The meeting reveals a research community that is keen to have a conversation about cloud-based technical computing. Rad makes the point that while big data and high-performance computing are game-changing, they also bring new challenges. Researchers often face long wait times on oversubscribed machines. And even after waiting months to get approved, the allocation time may not be sufficient to the workload. Cloud computing offers an alternative way to obtain resources on-demand, utility-style.

Rad, who was also an event organizer, presented some of the main points that emerged during the first half of the day:

  • Public clouds were not designed to address the requirements of research communities.

  • Public clouds appear inexpensive until you factor in the costs of networking and I/O. Consequently, technical computing often requires hybrid and community clouds.
  • Provisioning a private cloud for average loads and bursting for peak loads provides the most economic model, but access to data sets can be critical for big data workflows, e.g. in high-energy physics.
  • By working together as community, we can scale up more appropriately. e.g. a community-owned open cloud might include a number of federated universities and research labs.
  • Within five to 10 years, large super computer systems will converge with cloud provider systems.

Some of these concepts showed up again in the afternoon panels. The “Cloud Best Practices” session included an overview of three case studies:

Case Study No. 1: Lessons Learned Running a Technical Cloud – Narayan Desai (Argonne National Lab)

Case Study No. 2: Bridging campus, lab, and commercial research infrastructure with an open cloud for high energy physics – Dr.
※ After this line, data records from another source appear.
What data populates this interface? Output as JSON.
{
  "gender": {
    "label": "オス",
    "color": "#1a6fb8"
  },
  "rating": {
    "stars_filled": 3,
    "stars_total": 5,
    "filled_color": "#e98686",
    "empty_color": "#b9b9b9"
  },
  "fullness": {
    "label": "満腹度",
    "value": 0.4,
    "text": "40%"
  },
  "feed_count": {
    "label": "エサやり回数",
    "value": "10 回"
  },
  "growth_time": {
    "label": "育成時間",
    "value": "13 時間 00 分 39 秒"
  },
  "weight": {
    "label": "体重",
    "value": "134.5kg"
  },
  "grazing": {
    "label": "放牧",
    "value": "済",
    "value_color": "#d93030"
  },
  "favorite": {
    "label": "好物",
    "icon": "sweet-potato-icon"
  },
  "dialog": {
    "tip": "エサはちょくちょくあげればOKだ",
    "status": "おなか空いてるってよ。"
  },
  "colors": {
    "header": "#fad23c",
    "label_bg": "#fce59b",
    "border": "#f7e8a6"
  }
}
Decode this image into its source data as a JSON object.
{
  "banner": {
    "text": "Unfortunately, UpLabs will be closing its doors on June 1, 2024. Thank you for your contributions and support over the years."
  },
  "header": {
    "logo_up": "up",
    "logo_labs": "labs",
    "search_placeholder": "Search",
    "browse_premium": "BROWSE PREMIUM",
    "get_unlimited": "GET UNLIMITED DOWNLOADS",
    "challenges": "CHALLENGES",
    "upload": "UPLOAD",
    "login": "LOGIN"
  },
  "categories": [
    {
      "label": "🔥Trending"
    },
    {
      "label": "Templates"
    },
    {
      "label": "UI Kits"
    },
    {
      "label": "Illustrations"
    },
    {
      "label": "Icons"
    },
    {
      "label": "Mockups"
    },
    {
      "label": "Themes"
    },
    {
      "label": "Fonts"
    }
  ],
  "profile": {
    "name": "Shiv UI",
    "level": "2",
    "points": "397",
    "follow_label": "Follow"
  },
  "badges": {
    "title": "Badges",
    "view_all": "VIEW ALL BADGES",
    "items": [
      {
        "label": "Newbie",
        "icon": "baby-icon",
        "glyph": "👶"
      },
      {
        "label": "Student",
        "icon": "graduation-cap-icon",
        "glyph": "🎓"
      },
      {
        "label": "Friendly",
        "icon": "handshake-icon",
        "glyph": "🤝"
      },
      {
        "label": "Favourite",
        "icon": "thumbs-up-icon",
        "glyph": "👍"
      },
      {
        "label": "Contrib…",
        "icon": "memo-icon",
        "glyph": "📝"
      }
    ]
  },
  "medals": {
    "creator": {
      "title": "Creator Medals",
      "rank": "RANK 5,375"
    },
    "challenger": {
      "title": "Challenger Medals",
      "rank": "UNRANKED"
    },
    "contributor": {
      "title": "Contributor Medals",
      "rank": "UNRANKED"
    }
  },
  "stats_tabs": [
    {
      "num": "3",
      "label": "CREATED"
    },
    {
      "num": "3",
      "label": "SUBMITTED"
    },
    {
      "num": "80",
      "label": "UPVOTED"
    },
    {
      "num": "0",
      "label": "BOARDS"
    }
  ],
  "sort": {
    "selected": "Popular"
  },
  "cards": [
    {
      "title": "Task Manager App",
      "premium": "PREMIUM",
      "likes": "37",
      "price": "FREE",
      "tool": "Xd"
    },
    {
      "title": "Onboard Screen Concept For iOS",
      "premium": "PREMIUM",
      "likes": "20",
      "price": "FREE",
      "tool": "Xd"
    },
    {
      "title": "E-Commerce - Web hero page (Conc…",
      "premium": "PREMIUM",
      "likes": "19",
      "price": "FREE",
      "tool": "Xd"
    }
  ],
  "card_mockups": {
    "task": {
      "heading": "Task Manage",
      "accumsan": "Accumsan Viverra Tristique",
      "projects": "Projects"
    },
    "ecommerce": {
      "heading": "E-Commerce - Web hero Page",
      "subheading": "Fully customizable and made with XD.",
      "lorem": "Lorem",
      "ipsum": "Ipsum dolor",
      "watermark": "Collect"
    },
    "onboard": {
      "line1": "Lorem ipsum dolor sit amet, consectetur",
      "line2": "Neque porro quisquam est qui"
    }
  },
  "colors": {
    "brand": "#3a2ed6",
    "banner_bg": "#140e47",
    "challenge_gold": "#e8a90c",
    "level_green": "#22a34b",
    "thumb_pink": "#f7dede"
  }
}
Paul Brenner (Notre Dame University)

Case Study No. 3: OpenStack-based High Performance Cloud – Dr. Rajendra Boppana (UT, San Antonio)

The group also came up with some ideas for incubation projects with two being selected for immediate action:

  • Big Data Reachback for Cloud Bursting Scientific Applications such as high energy physics led by Notre Dame, Internet2, Rackspace, UTSA, MIT and Cycle Computing

  • Big Data Scale out storage architecture led by Argonne, University of Chicago and Nimbus Services

Work on these projects will be a continuing collaborative effort. There are tentative plans in place for the groups to meet up at Supercomputing 2013 and WCSC 2013 in San Antonio, Texas.

One of the stronger messages that came from the event was an appreciation for open communication and collaboration. In the video wrap-up, Narayan Desai, Principle Systems Engineer at Argonne National Labs, echos this sentiment.

“It really resonated with me,” said Desai. “There’s not a large community that’s already formed around this topic. While there’ve been a lot of parallelized conversations, it seems like everyone’s been working by themselves. What really excited me about this meeting was the potential to crystalize a community around the idea of building clouds for technical workloads.”

For more information on this important meeting, Internet2’s Todd Sedmak provides a concise writeup of the major outcomes and action items. One of these steps will be developing a plan/charter for a continuing collaborative effort.